Ah, chère, je ne vous reconnaissais pas ! — fit avec un sourire heureux Anna Mikhaïlovna, en s’approchant d’un pas léger de la nièce du comte.

Je viens d’arriver et je suis à vous pour vous aider à soigner mon oncle. J’imagine combien vous avez souffert, — ajouta-t-elle en levant des yeux pitoyables.

La princesse ne répondit rien, ne sourit même pas et sortit aussitôt. Anna Mikhaïlovna enleva ses gants et, dans une pose de vainqueur, s’installa dans le fauteuil en invitant le prince Vassili à s’asseoir près d’elle.

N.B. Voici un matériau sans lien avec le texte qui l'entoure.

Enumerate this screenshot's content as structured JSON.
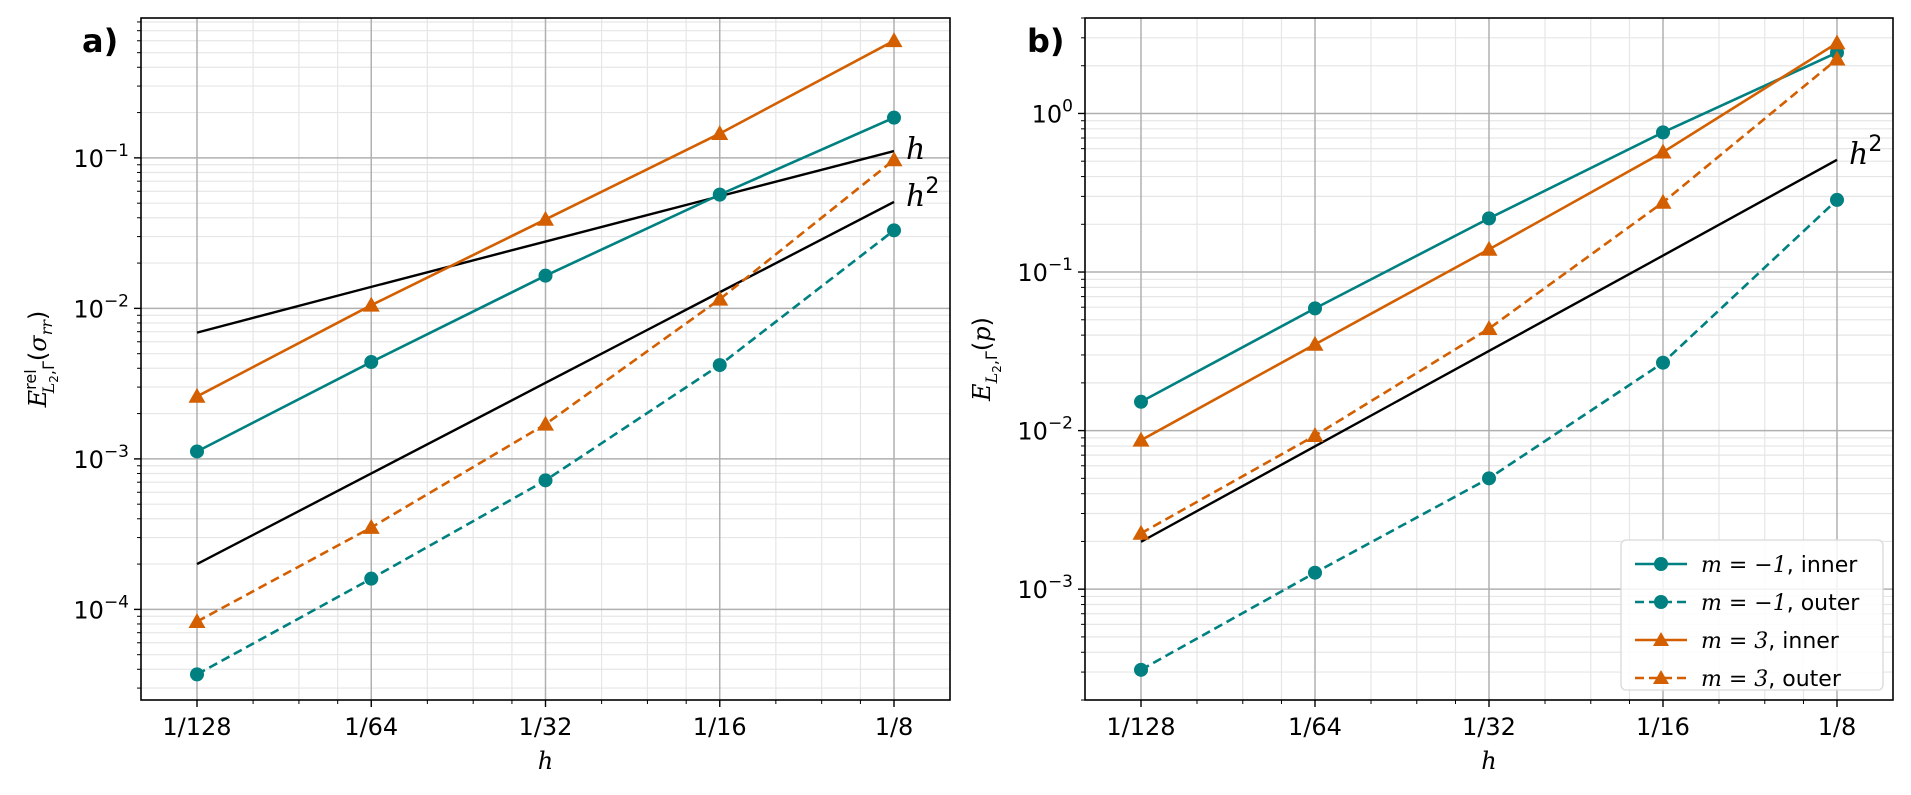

— Boris ! — dit-elle à son fils avec un sourire, — je passerai chez le comte, mon oncle, et toi, mon ami, en attendant, va chez Pierre et n’oublie pas de lui transmettre l’invitation des Rostov. Ils l’invitent pour dîner. Je pense qu’il n’ira pas ? dit-elle au prince.

— Au contraire, — dit le prince, qui visiblement était devenu de mauvaise humeur. — Je serais très content si vous me débarrassiez de ce jeune homme. Il est ici. Le comte ne l’a pas demandé une seule fois.

Il haussa les épaules. Le valet de chambre fit descendre le jeune homme et le conduisit en haut, par l’autre escalier, chez Piotr Kirillovitch.